The structure of the Crown Court decision was that having reminded themselves of the burden of proof, that the case depended upon the evidence of the sister and that the appellant was a man of good character which was relevant, they preferred the evidence of the sister to that of the appellant. They explained briefly why. They said that she was a credible witness on the central issue and that the appellant had pulled his wife's hair and slapped her as the sister described.
Their reasoning could have ended there and would have been perfectly satisfactory had it done so. However they, in fairness, decided to deal with such other points as were made by the appellant, which he had said demonstrated that he might have been innocent. They referred to the shortness of the incident; they referred to the reason for the appellant calling the police, which they said was simply so that he could give his own version of events because the wife and sister had already called the police; and they then said this about the CCTV:
"We also considered that the Appellant's repeated requests for any CCTV covering the area were because he regarded what he had done and what had happened as relatively minor, and indeed justified, and that he had not in any way acted wrongly."
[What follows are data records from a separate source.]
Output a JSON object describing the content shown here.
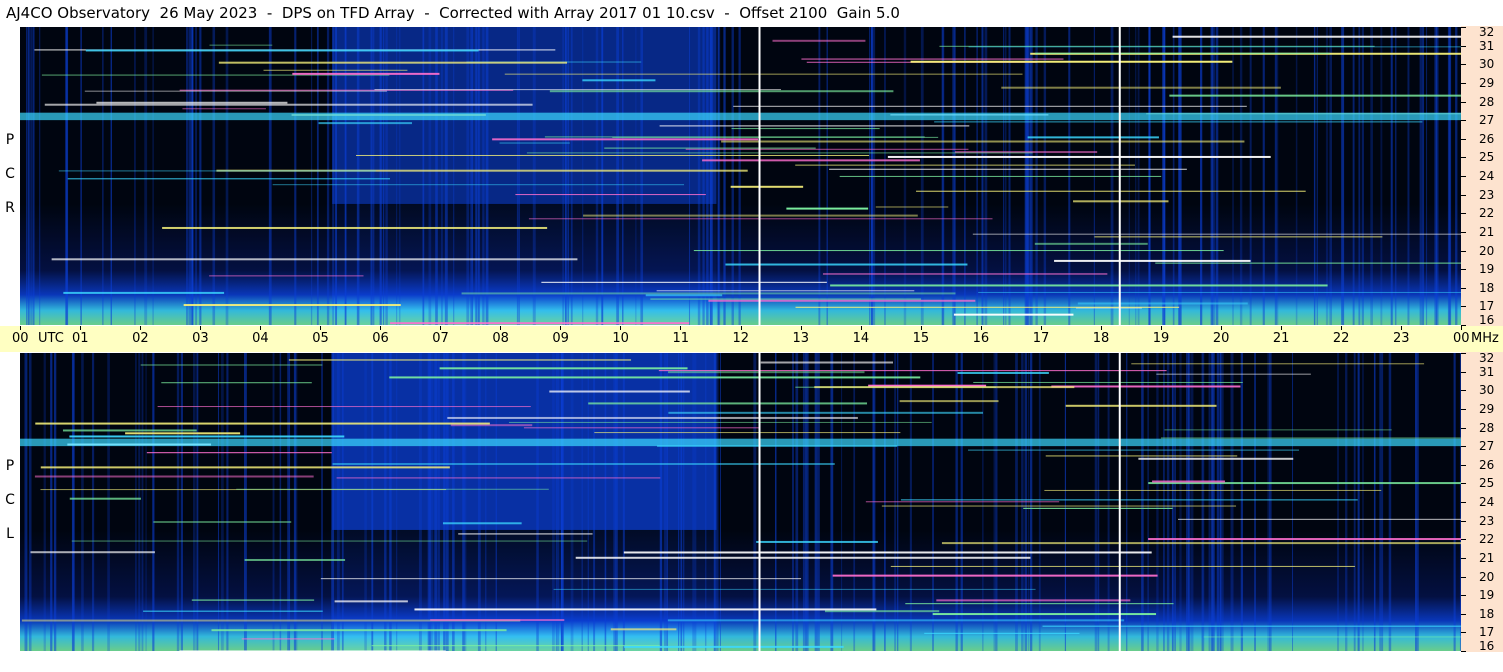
{
  "title": "AJ4CO Observatory  26 May 2023  -  DPS on TFD Array  -  Corrected with Array 2017 01 10.csv  -  Offset 2100  Gain 5.0",
  "panels": [
    {
      "polarization_letters": [
        "R",
        "C",
        "P"
      ]
    },
    {
      "polarization_letters": [
        "L",
        "C",
        "P"
      ]
    }
  ],
  "colors": {
    "background": "#ffffff",
    "time_axis_bg": "#ffffc2",
    "freq_scale_bg": "#fde3cf",
    "spectrogram_dark": "#000510",
    "spectrogram_blue": "#0b3fd6",
    "spectrogram_cyan": "#3bd8ff",
    "spectrogram_green": "#7cf0a0",
    "spectrogram_yellow": "#f5f07a"
  },
  "chart_data": {
    "type": "heatmap",
    "title": "AJ4CO Observatory  26 May 2023  -  DPS on TFD Array  -  Corrected with Array 2017 01 10.csv  -  Offset 2100  Gain 5.0",
    "x_axis": {
      "range": [
        0,
        24
      ],
      "tick_labels": [
        "00",
        "UTC",
        "01",
        "02",
        "03",
        "04",
        "05",
        "06",
        "07",
        "08",
        "09",
        "10",
        "11",
        "12",
        "13",
        "14",
        "15",
        "16",
        "17",
        "18",
        "19",
        "20",
        "21",
        "22",
        "23",
        "00",
        "MHz"
      ]
    },
    "y_axis": {
      "range": [
        16,
        32
      ],
      "unit": "MHz",
      "tick_labels": [
        "32",
        "31",
        "30",
        "29",
        "28",
        "27",
        "26",
        "25",
        "24",
        "23",
        "22",
        "21",
        "20",
        "19",
        "18",
        "17",
        "16"
      ]
    },
    "series": [
      {
        "name": "RCP"
      },
      {
        "name": "LCP"
      }
    ],
    "vertical_markers_utc": [
      12.3,
      18.3
    ]
  }
}
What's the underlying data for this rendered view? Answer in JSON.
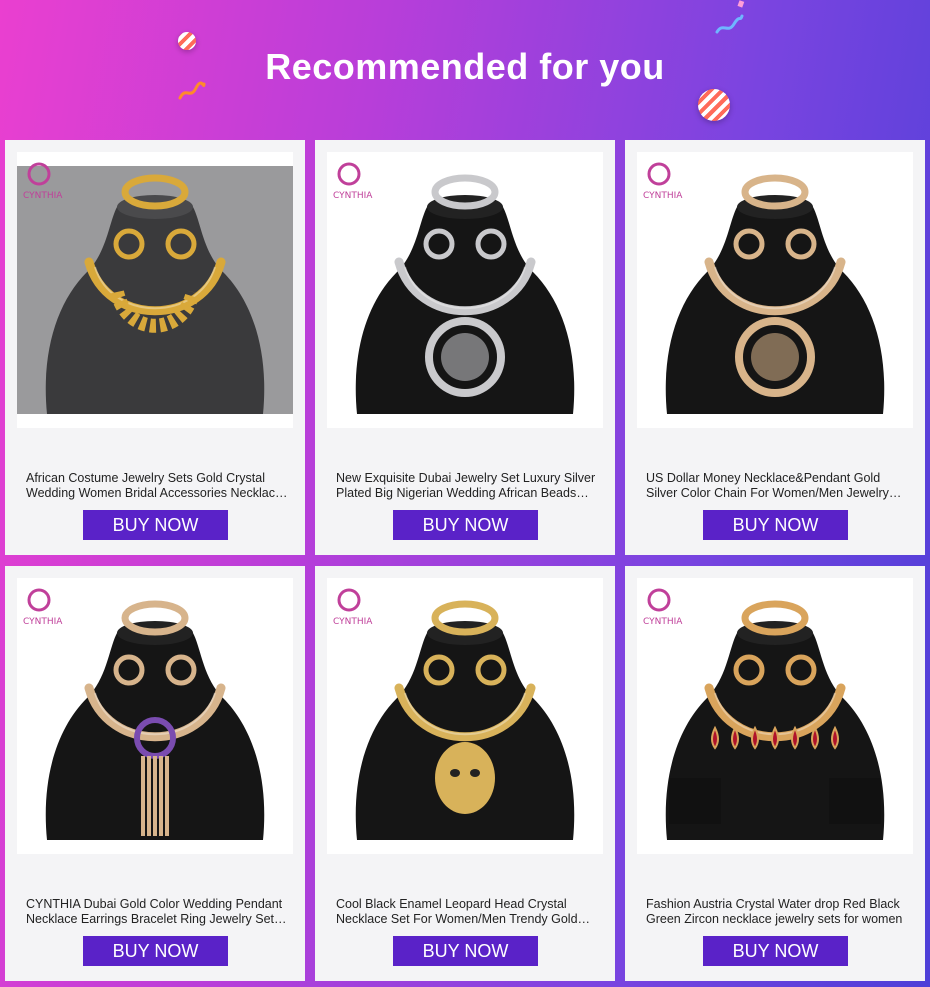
{
  "header": {
    "title": "Recommended for you"
  },
  "products": [
    {
      "name": "African Costume Jewelry Sets Gold Crystal Wedding Women Bridal Accessories Necklace Bracelet Earrings Ring Set",
      "brand": "CYNTHIA",
      "button": "BUY NOW",
      "metal": "#d9a93a",
      "motif": "filigree-set"
    },
    {
      "name": "New Exquisite Dubai Jewelry Set Luxury Silver Plated Big Nigerian Wedding African Beads Jewelry Set Costume",
      "brand": "CYNTHIA",
      "button": "BUY NOW",
      "metal": "#c9c9cc",
      "motif": "swirl-pendant"
    },
    {
      "name": "US Dollar Money Necklace&Pendant Gold Silver Color Chain For Women/Men Jewelry Set",
      "brand": "CYNTHIA",
      "button": "BUY NOW",
      "metal": "#d8b48a",
      "motif": "dollar-pendant"
    },
    {
      "name": "CYNTHIA Dubai Gold Color Wedding Pendant Necklace Earrings Bracelet Ring Jewelry Set For Women",
      "brand": "CYNTHIA",
      "button": "BUY NOW",
      "metal": "#d7b48c",
      "motif": "tassel-pendant"
    },
    {
      "name": "Cool Black Enamel Leopard Head Crystal Necklace Set For Women/Men Trendy Gold Color Jewelry Set",
      "brand": "CYNTHIA",
      "button": "BUY NOW",
      "metal": "#d8b25a",
      "motif": "leopard-pendant"
    },
    {
      "name": "Fashion Austria Crystal Water drop Red Black Green Zircon necklace jewelry sets for women",
      "brand": "CYNTHIA",
      "button": "BUY NOW",
      "metal": "#d9a45c",
      "motif": "red-teardrop"
    }
  ]
}
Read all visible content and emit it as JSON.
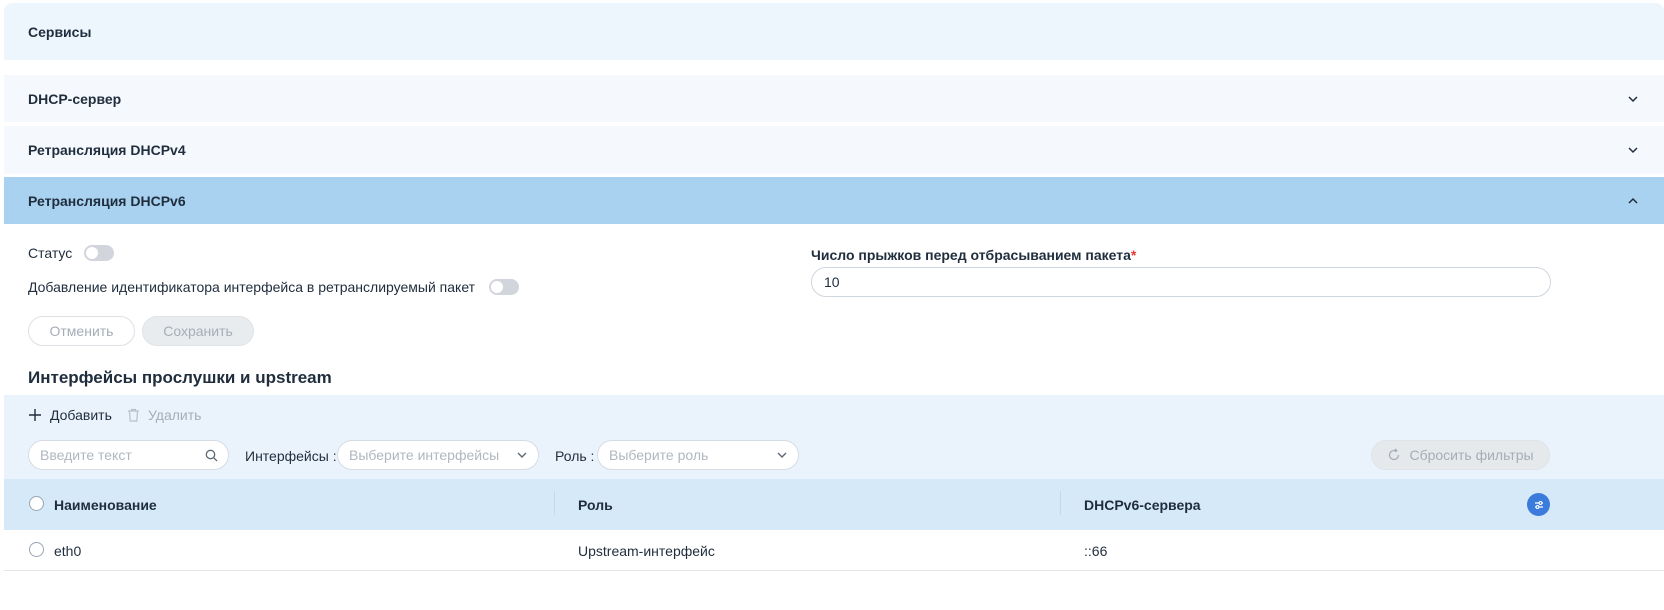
{
  "section": {
    "title": "Сервисы"
  },
  "accordions": [
    {
      "label": "DHCP-сервер",
      "expanded": false
    },
    {
      "label": "Ретрансляция DHCPv4",
      "expanded": false
    },
    {
      "label": "Ретрансляция DHCPv6",
      "expanded": true
    }
  ],
  "form": {
    "status_label": "Статус",
    "status_on": false,
    "iface_id_label": "Добавление идентификатора интерфейса в ретранслируемый пакет",
    "iface_id_on": false,
    "hops_label": "Число прыжков перед отбрасыванием пакета",
    "hops_required_mark": "*",
    "hops_value": "10",
    "cancel_label": "Отменить",
    "save_label": "Сохранить"
  },
  "interfaces": {
    "title": "Интерфейсы прослушки и upstream",
    "add_label": "Добавить",
    "delete_label": "Удалить",
    "search_placeholder": "Введите текст",
    "filter_interfaces_label": "Интерфейсы :",
    "filter_interfaces_placeholder": "Выберите интерфейсы",
    "filter_role_label": "Роль :",
    "filter_role_placeholder": "Выберите роль",
    "reset_label": "Сбросить фильтры",
    "columns": [
      "Наименование",
      "Роль",
      "DHCPv6-сервера"
    ],
    "rows": [
      {
        "name": "eth0",
        "role": "Upstream-интерфейс",
        "servers": "::66"
      }
    ]
  },
  "colors": {
    "accent": "#3b7bdc",
    "active_accordion": "#a9d1f0",
    "required": "#e53935"
  }
}
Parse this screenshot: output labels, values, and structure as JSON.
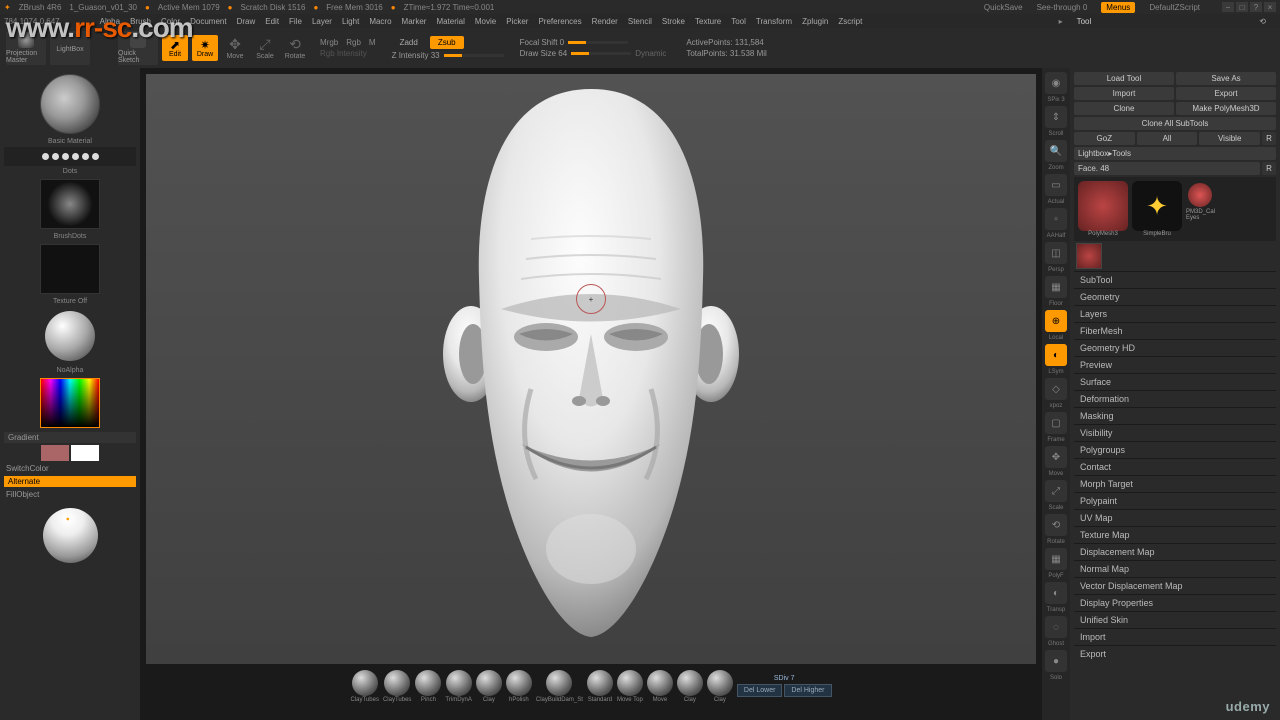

They then repeated their conclusion.
Mr Murray says that this issue was not raised in questioning, either by the Crown or by the Court, of the appellant as to whether that is what he thought. There was therefore no evidence to justify that conclusion.
In my judgment, that is not so. What the Crown Court is doing is sweeping up the remaining points beyond the critical ones and it is expressing a view of them. One of the factors which must be remembered is that the Crown Court had the advantage of listening to the evidence not just of the sister about the appellant's actions, but also from the appellant himself about what had happened. They were entitled to reach the view that, having concluded that the sister was credible, that was really how the appellant viewed what had in fact happened, and to regard that as part of the picture of him that they had and as explaining the request for CCTV.
It does not matter that it was not raised as a question, it is simply a comment on the impression which he gave. It is, in any event, a peripheral point. Their reasoning is quite clear: they simply did not believe his evidence. That is sufficient.
Accordingly, turning to the questions asked by the court:
"Whether we were wrong in law not to stay the appeal as an abuse of process", the answer is: no, they were not wrong in law.
"Whether our refusal to accede to a submission of no case to answer at the conclusion of the prosecution case was wrong in law", the answer is: no.
"Whether there was evidence capable of supporting our finding that the Appellant's requests for any CCTV covering the area were because he regarded what he had done and what had happened as relatively minor, and indeed justified, and that he had not in any way acted wrongly", the answer is: yes, from the impression they gained from the way he gave his evidence and their conclusion on the issue before them.
MR JUSTICE OUSELEY: Thank you very much, Mr Murray.